Pineapple is a crop popularly intercropped with coconut and a significant amount of production is done in Kurunegala district. Likewise, as a drought resistant crop, pineapple is suitable to dry zone areas with supplementary irrigation in the dry season. In this way, harvesting pineapple is a prime example of adopting climate-smart agricultural practices.

Nalin further added: “We use the slurry from bio-gas unit to fertilize the coconut and pineapple plants in our farmyard. We don’t need to use chemical fertilizer, and therefore, we save more money”.[2] This ensures that what is produced is done so organically.


In conclusion, the forward sales agreements ensured a market for farmers’ production and increased the farm gate price[3] especially in this pandemic situation, whilst simultaneously safeguarding the resilience of vulnerable, small-scale farmers in the medium and long term.

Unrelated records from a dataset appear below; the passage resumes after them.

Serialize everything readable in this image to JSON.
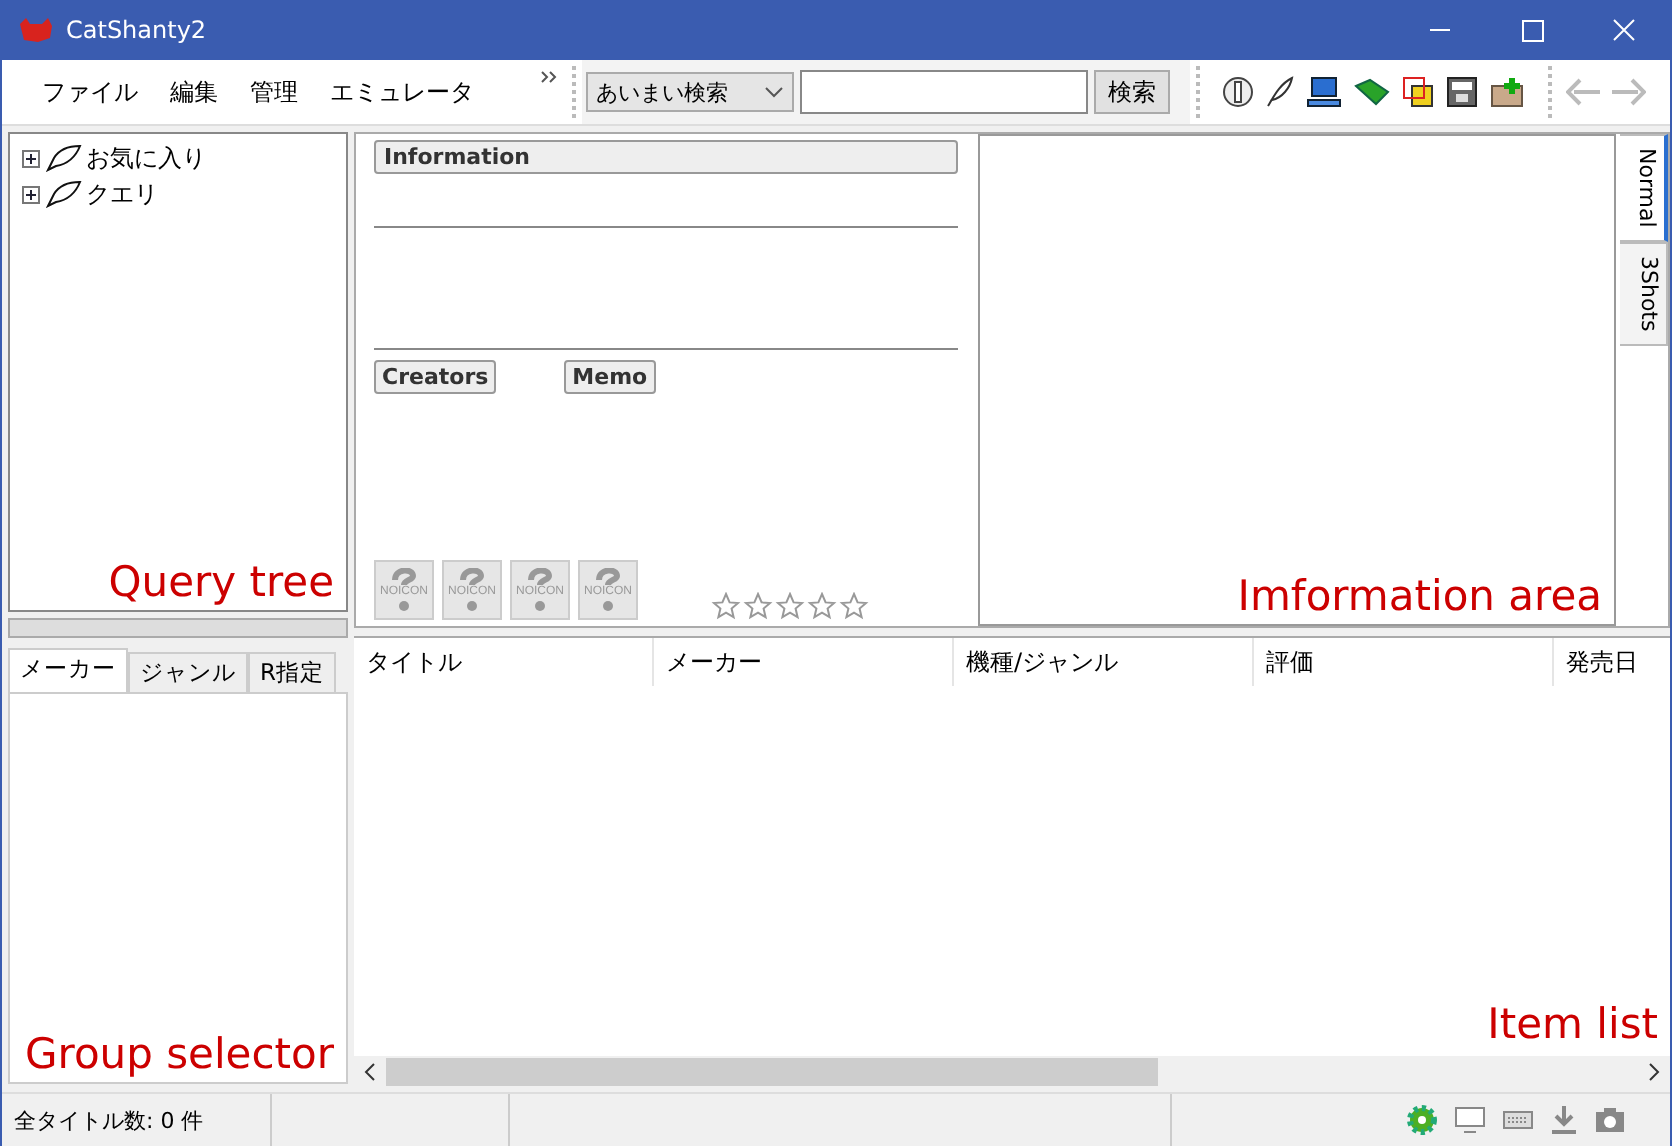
{
  "window": {
    "title": "CatShanty2"
  },
  "menu": [
    "ファイル",
    "編集",
    "管理",
    "エミュレータ"
  ],
  "search": {
    "mode": "あいまい検索",
    "button": "検索"
  },
  "query_tree": [
    {
      "label": "お気に入り",
      "expanded": false
    },
    {
      "label": "クエリ",
      "expanded": false
    }
  ],
  "group_tabs": [
    {
      "label": "メーカー",
      "selected": true
    },
    {
      "label": "ジャンル",
      "selected": false
    },
    {
      "label": "R指定",
      "selected": false
    }
  ],
  "info": {
    "header": "Information",
    "buttons": [
      "Creators",
      "Memo"
    ],
    "no_icons": [
      "NOICON",
      "NOICON",
      "NOICON",
      "NOICON"
    ],
    "stars": 0
  },
  "side_tabs": [
    {
      "label": "Normal",
      "selected": true
    },
    {
      "label": "3Shots",
      "selected": false
    }
  ],
  "list": {
    "columns": [
      "タイトル",
      "メーカー",
      "機種/ジャンル",
      "評価",
      "発売日"
    ]
  },
  "status_bar": {
    "count": "全タイトル数: 0 件"
  },
  "annotations": {
    "query_tree": "Query tree",
    "information_area": "Imformation area",
    "group_selector": "Group selector",
    "item_list": "Item list"
  }
}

Similarly, adopting this method has enabled such farmers to successfully optimize the supply chain, minimize post-harvest losses[4] and reduce food miles[5] as well.

Pineapple plants flourishing with organic manure


About the CRIWMP or ‘Wew Gam Pubuduwa’:

The Sri Lanka Red Cross Society (SLRCS) mobilizes farmer communities in the dry zone to adapt climate-resilient agricultural activities and is an implementing organization of CRIWMP – which is a 7-year project begun in 2017, aiming at strengthening the resilience of smallholder farmers in Sri Lanka’s Dry Zone to unpredictable climate and extreme events.

The Project is financed through a grant received from the Green Climate Fund (GCF) while the Government of Sri Lanka has committed to co-finance the activities identified under the Project as well. The Ministry of Irrigation is an implementing partner for this project, and technical assistance is lent by the United Nations Development Program (UNDP) as well. The SLRCS works with a number of government institutions to deliver the project activities and outputs while measuring its impact.




[1] Forward sales agreement is a customized contract between the company and farmer; to buy and sell harvest at a specified price on a future date.

[2] Read more about how Asha and Nalin accomplished this at: https://www.redcross.lk/main-news/balancing-the-act-livestock-farming-and-bio-gas-production-brings-about-economic-and-climate-change-adaptation-cca-benefits/

[3] Farm gate price is the price received by farmers for their produce at the location of farm. Thus the costs of transporting from the farm gate to the nearest market or first point of sale and market charges for selling the produce are, not included in the farm gate prices.

[4] Post-harvest losses are quantitative and qualitative losses occur between harvest and the moment of human consumption. They include practices applied at harvest and handling, and challenges in marketing produce. Significant losses are caused by inadequate storage conditions as well as decisions made at earlier stages of the supply chain, including transportation, storage, and processing, which predispose products to a shorter shelf life.

[5] Food miles are the distance food is transported from the time of its harvesting until it reaches the consumer. Food miles are one factor used when testing the environmental impact of food.